I picked up this one just because I had never seen one before. Anyone know much about it. It may be from the mid 1940's as there is a 44 embossed with two other numbers on the bottom, I know nothing about dating jars so this is pure speculation on my part. I'm assuming it is a Anchor Hocking jar due to the anchor with an H incorporated into it, which is the symbol that glass company uses; however, this is the first time I have seen the symbol this big. Did Anchor Hocking make the original Lightning jars? Or does this Lightning refer to something else?


----------



## ajohn (Apr 20, 2009)

Hey morbious,
 Lightning refers to the closure type.Charles de Quillfecdt of New York patented the first lightning type closure,(or toggle closure) in 1875 for beers and soda bottles.
   It was Henry Putnam that modified this type closure to work for fruit jars in1885 (patent date).He used "Lightning" as a trademark for his jar.
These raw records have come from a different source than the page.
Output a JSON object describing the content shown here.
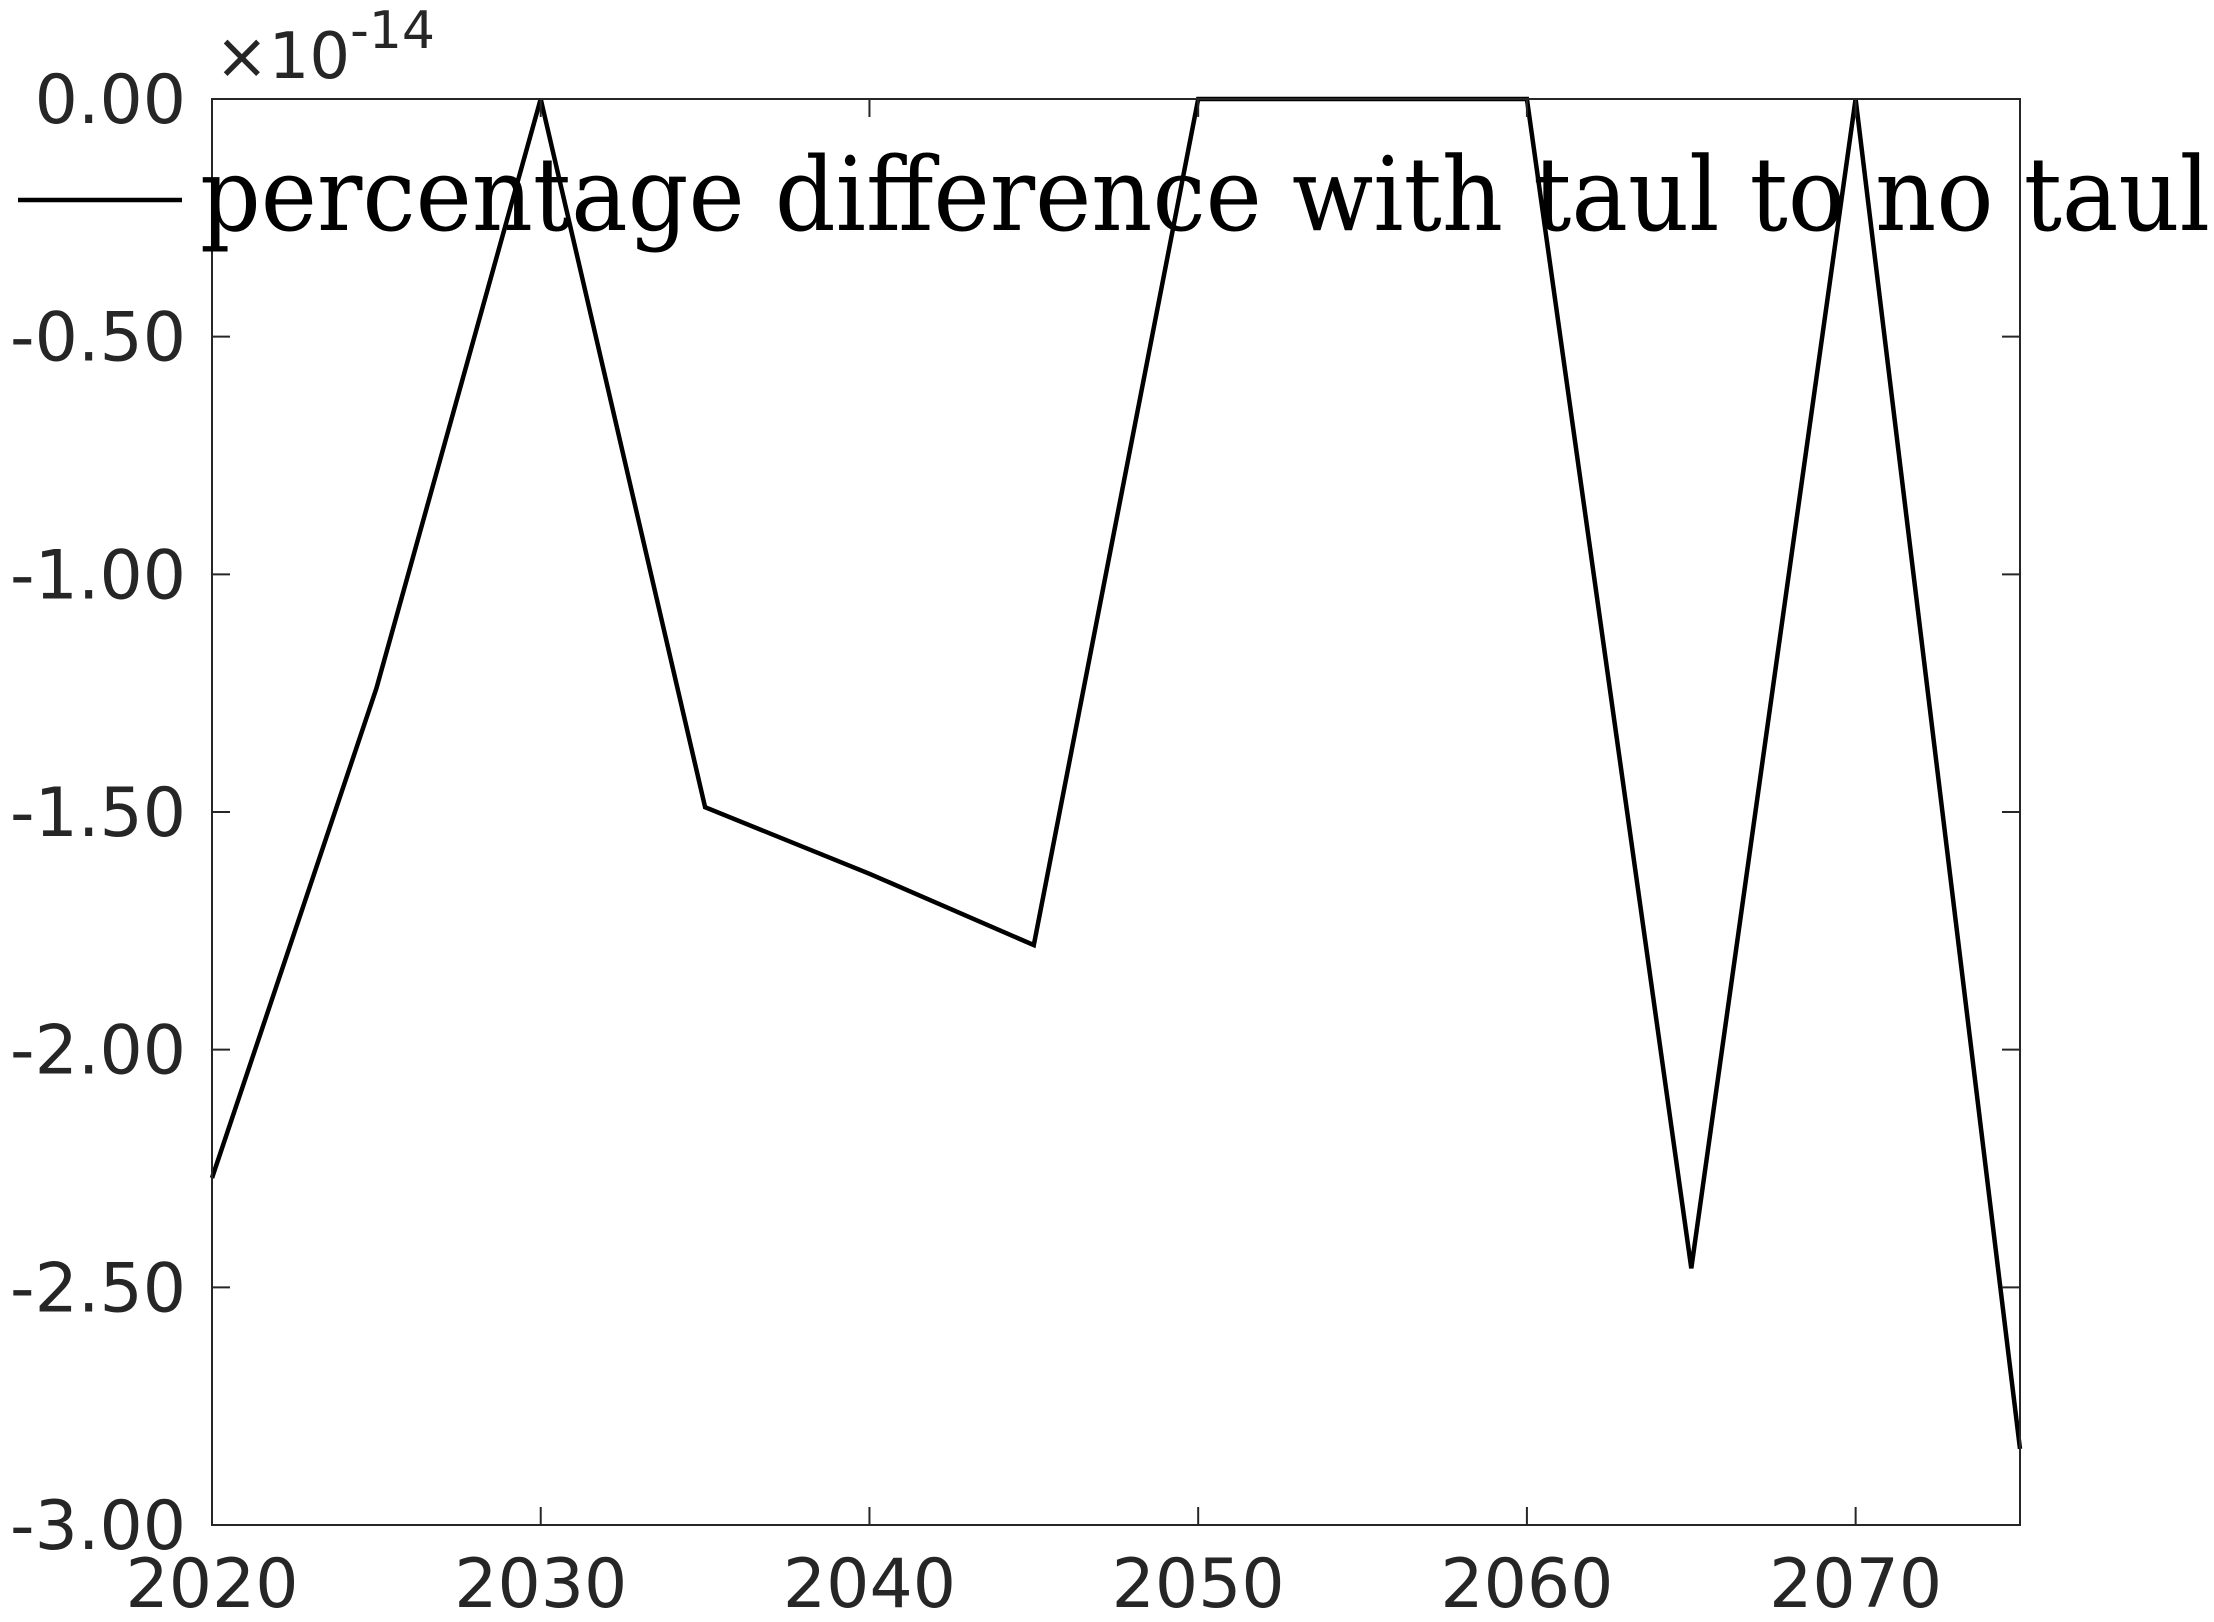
{
  "chart_data": {
    "type": "line",
    "title": "",
    "xlabel": "",
    "ylabel": "",
    "exponent_label": "×10",
    "exponent_power": "-14",
    "xlim": [
      2020,
      2075
    ],
    "ylim": [
      -3.0,
      0.0
    ],
    "x_ticks": [
      2020,
      2030,
      2040,
      2050,
      2060,
      2070
    ],
    "x_tick_labels": [
      "2020",
      "2030",
      "2040",
      "2050",
      "2060",
      "2070"
    ],
    "y_ticks": [
      0.0,
      -0.5,
      -1.0,
      -1.5,
      -2.0,
      -2.5,
      -3.0
    ],
    "y_tick_labels": [
      "0.00",
      "-0.50",
      "-1.00",
      "-1.50",
      "-2.00",
      "-2.50",
      "-3.00"
    ],
    "grid": false,
    "legend_position": "top",
    "series": [
      {
        "name": "percentage difference with taul to no taul",
        "color": "#000000",
        "x": [
          2020,
          2025,
          2030,
          2035,
          2040,
          2045,
          2050,
          2055,
          2060,
          2065,
          2070,
          2075
        ],
        "y": [
          -2.27,
          -1.24,
          0.0,
          -1.49,
          -1.63,
          -1.78,
          0.0,
          0.0,
          0.0,
          -2.46,
          0.0,
          -2.84
        ]
      }
    ]
  }
}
Then about 1908 a new patent came out that eliminated the bail wire and replaced it with dimples.(your jar) These jars were in production until about the 1960's
  your jar is RB#80,value:$2.00-$4.00
 Hope that helps,Anthony


----------



## morbious_fod (Apr 21, 2009)

Thanks. I paid five for it, but I liked it so it's all good. Thanks for the info.


----------